Normally in humans, about 1 mg of iron is absorbed by the intestine daily, and at the same time an approximately equal amount is eliminated from the body. Remarkably, this dietary iron accounts for only 1–3% of the iron that is supplied daily to the blood. Most of the iron requirement is provided through reutilization from existing total body stores of 3–4 g, of which about 70% is maintained within hemoglobin (4). From these facts, it is clear that dissociation of iron from heme moieties and subsequent cellular release constitute a major component of iron homeostasis. Nevertheless, the mechanisms and regulation of heme iron reutilization are poorly understood.
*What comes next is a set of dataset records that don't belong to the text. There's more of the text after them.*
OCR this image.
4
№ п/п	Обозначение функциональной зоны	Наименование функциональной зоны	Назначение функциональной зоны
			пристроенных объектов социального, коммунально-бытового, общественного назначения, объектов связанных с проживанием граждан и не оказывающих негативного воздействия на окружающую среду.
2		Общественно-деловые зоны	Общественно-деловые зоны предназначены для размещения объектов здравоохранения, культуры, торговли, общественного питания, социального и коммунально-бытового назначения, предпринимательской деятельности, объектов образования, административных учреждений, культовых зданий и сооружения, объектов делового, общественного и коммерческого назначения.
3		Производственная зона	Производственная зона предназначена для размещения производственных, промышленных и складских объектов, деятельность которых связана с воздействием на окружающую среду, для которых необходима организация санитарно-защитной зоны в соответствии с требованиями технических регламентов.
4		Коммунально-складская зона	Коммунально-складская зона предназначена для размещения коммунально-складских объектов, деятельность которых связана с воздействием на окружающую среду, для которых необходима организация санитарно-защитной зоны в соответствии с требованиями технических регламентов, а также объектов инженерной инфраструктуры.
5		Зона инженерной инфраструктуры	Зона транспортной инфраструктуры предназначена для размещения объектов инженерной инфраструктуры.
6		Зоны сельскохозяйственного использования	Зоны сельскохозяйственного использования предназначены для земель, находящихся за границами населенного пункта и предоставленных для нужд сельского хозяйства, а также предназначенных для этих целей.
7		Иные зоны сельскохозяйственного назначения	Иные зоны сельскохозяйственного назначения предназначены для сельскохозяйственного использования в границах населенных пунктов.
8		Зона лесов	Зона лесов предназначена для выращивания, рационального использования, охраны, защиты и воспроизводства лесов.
Mammalian heme oxygenase (Hmox, also known as HO; EC 1.14.99.3), which catabolizes cellular heme to biliverdin, carbon monoxide, and free iron, is represented by two isoforms, Hmox1 and Hmox2, encoded by separate genes. Evidence has recently accumulated suggesting that carbon monoxide generated by Hmox2 may be a physiological signaling molecule (58). On the other hand, the Hmox1 isoform is thought to provide an antioxidant defense mechanism, on the basis of its marked up-regulation in stressed cells (912). Both Hmox isoforms might be largely responsible for the recycling of iron by its liberation from heme and hemoproteins, although their contribution to total iron homeostasis has not been carefully examined.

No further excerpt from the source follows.